Doing well was never good enough for Munster before. Giving your all for the province is a prerequisite! So, when I hear folk saying that the players fought hard and were unlucky, it drives me crazy.
How long more will we be slapping the Munster players on the back for playing well and losing? How long more will we be acknowledging losing bonus points as good results?
How long more will we be waiting for Joey Carbery to mature into the number 10 jersey?
It is now 13 years since any Munster senior player had the pleasure of having a medal of any kind placed over their heads.
I could go on and on. There is however one question I would like an answer to and it goes something like this.
Do the Munster players feel that they have to, or do they want to, start winning trophies again? There is a very fundamental difference between both questions.

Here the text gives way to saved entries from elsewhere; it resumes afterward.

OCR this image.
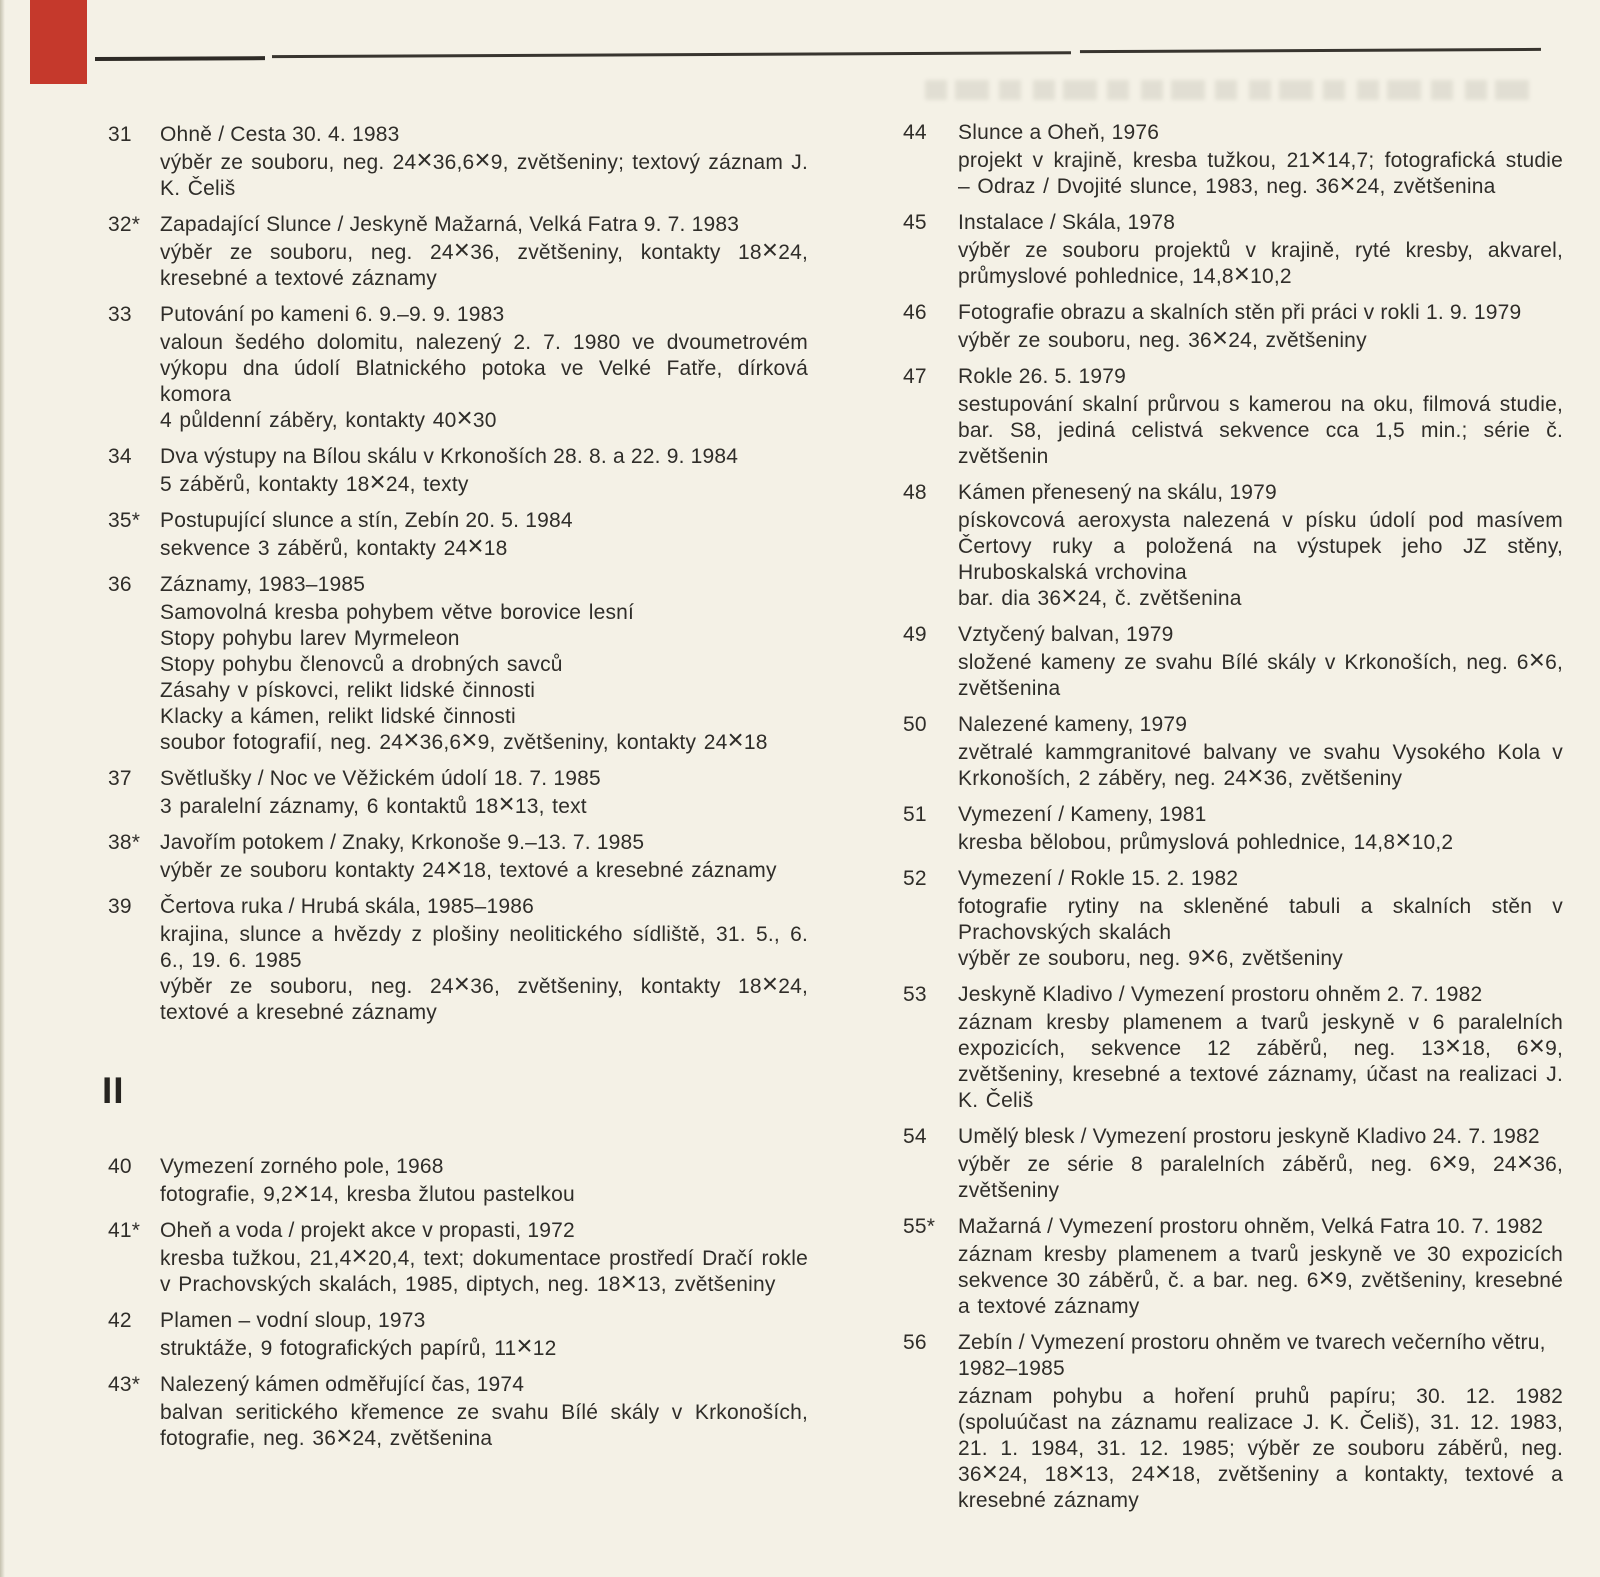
31	Ohně / Cesta 30. 4. 1983
výběr ze souboru, neg. 24×36,6×9, zvětšeniny; textový záznam J. K. Čeliš
32* Zapadající Slunce / Jeskyně Mažarná, Velká Fatra 9. 7. 1983
výběr ze souboru, neg. 24×36, zvětšeniny, kontakty 18×24, kresebné a textové záznamy
33	Putování po kameni 6. 9.–9. 9. 1983
valoun šedého dolomitu, nalezený 2. 7. 1980 ve dvoumetrovém výkopu dna údolí Blatnického potoka ve Velké Fatře, dírková komora
4 půldenní záběry, kontakty 40×30
34	Dva výstupy na Bílou skálu v Krkonoších 28. 8. a 22. 9. 1984
5 záběrů, kontakty 18×24, texty
35* Postupující slunce a stín, Zebín 20. 5. 1984
sekvence 3 záběrů, kontakty 24×18
36	Záznamy, 1983–1985
Samovolná kresba pohybem větve borovice lesní
Stopy pohybu larev Myrmeleon
Stopy pohybu členovců a drobných savců
Zásahy v pískovci, relikt lidské činnosti
Klacky a kámen, relikt lidské činnosti
soubor fotografií, neg. 24×36,6×9, zvětšeniny, kontakty 24×18
37	Světlušky / Noc ve Věžickém údolí 18. 7. 1985
3 paralelní záznamy, 6 kontaktů 18×13, text
38* Javořím potokem / Znaky, Krkonoše 9.–13. 7. 1985
výběr ze souboru kontakty 24×18, textové a kresebné záznamy
39	Čertova ruka / Hrubá skála, 1985–1986
krajina, slunce a hvězdy z plošiny neolitického sídliště, 31. 5., 6. 6., 19. 6. 1985
výběr ze souboru, neg. 24×36, zvětšeniny, kontakty 18×24, textové a kresebné záznamy
II
40	Vymezení zorného pole, 1968
fotografie, 9,2×14, kresba žlutou pastelkou
41* Oheň a voda / projekt akce v propasti, 1972
kresba tužkou, 21,4×20,4, text; dokumentace prostředí Dračí rokle v Prachovských skalách, 1985, diptych, neg. 18×13, zvětšeniny
42	Plamen – vodní sloup, 1973
struktáže, 9 fotografických papírů, 11×12
43* Nalezený kámen odměřující čas, 1974
balvan seritického křemence ze svahu Bílé skály v Krkonoších, fotografie, neg. 36×24, zvětšenina
44	Slunce a Oheň, 1976
projekt v krajině, kresba tužkou, 21×14,7; fotografická studie – Odraz / Dvojité slunce, 1983, neg. 36×24, zvětšenina
45	Instalace / Skála, 1978
výběr ze souboru projektů v krajině, ryté kresby, akvarel, průmyslové pohlednice, 14,8×10,2
46	Fotografie obrazu a skalních stěn při práci v rokli 1. 9. 1979
výběr ze souboru, neg. 36×24, zvětšeniny
47	Rokle 26. 5. 1979
sestupování skalní průrvou s kamerou na oku, filmová studie, bar. S8, jediná celistvá sekvence cca 1,5 min.; série č. zvětšenin
48	Kámen přenesený na skálu, 1979
pískovcová aeroxysta nalezená v písku údolí pod masívem Čertovy ruky a položená na výstupek jeho JZ stěny, Hruboskalská vrchovina
bar. dia 36×24, č. zvětšenina
49	Vztyčený balvan, 1979
složené kameny ze svahu Bílé skály v Krkonoších, neg. 6×6, zvětšenina
50	Nalezené kameny, 1979
zvětralé kammgranitové balvany ve svahu Vysokého Kola v Krkonoších, 2 záběry, neg. 24×36, zvětšeniny
51	Vymezení / Kameny, 1981
kresba bělobou, průmyslová pohlednice, 14,8×10,2
52	Vymezení / Rokle 15. 2. 1982
fotografie rytiny na skleněné tabuli a skalních stěn v Prachovských skalách
výběr ze souboru, neg. 9×6, zvětšeniny
53	Jeskyně Kladivo / Vymezení prostoru ohněm 2. 7. 1982
záznam kresby plamenem a tvarů jeskyně v 6 paralelních expozicích, sekvence 12 záběrů, neg. 13×18, 6×9, zvětšeniny, kresebné a textové záznamy, účast na realizaci J. K. Čeliš
54	Umělý blesk / Vymezení prostoru jeskyně Kladivo 24. 7. 1982
výběr ze série 8 paralelních záběrů, neg. 6×9, 24×36, zvětšeniny
55*	Mažarná / Vymezení prostoru ohněm, Velká Fatra 10. 7. 1982
záznam kresby plamenem a tvarů jeskyně ve 30 expozicích sekvence 30 záběrů, č. a bar. neg. 6×9, zvětšeniny, kresebné a textové záznamy
56	Zebín / Vymezení prostoru ohněm ve tvarech večerního větru, 1982–1985
záznam pohybu a hoření pruhů papíru; 30. 12. 1982 (spoluúčast na záznamu realizace J. K. Čeliš), 31. 12. 1983, 21. 1. 1984, 31. 12. 1985; výběr ze souboru záběrů, neg. 36×24, 18×13, 24×18, zvětšeniny a kontakty, textové a kresebné záznamy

If they feel that they have an onus of responsibility to their fans and the history of the club, this current assemblage of players and coaches will never find their way out of the hole they find themselves. If they look beyond all the history and razmataz of Munster history and create a culture that is born from greed and self-worth, they will cultivate a philosophy that is relevant to their era and theirs alone.
This may sound like a ruthless way of playing a sport, but show me a world-class professional athlete and I can guarantee you that's what makes them the champions they have become.
What happened in the past is gone and the sooner Peter O’Mahony, Graham Rowntree and all the players realise this, the sooner they will stamp their imprint in the historical archives of Munster rugby and find a new formula for winning trophies.
Anytime you end up losing a local derby by a single point, you just know that both the physical and mental pain is going to be that little bit harder to get over in the ensuing days.
These statistics are now defying the laws of logic and whilst there are small signs of progress unless their loss-to-win ratio changes very soon, Munster will be saying goodbye to top-flight European grade rugby and hello to the second tier.
With Leo Cullen choosing to rest many of his front-line players for this game, I think we all must have thought that this was Munster’s opportunity to break their duck and continue to make the incremental improvements they have achieved in their last few games, but we were wrong.
Even at the start of the second half when Leinster had a player in the bin and Munster were leading by eight points, it almost seemed that Leinster had planned to be in this position and never panicked.
Their response to Munster being awarded a penalty try and having Max Deegan sent to the sin bin was just incredible and they somehow managed to score two unanswered tries in this 10-minute period. It seems crazy to even suggest it, but they played better with fourteen players and as soon as they regained the lead, they masterfully took control of the clock and kept Munster pinned deep inside their own half of the pitch.
Munster must now dig very deep and somehow travel to Ulster next week and try to regain some of the momentum they have lost because of this defeat at home.
Ulster are no world beaters but they are strong at home!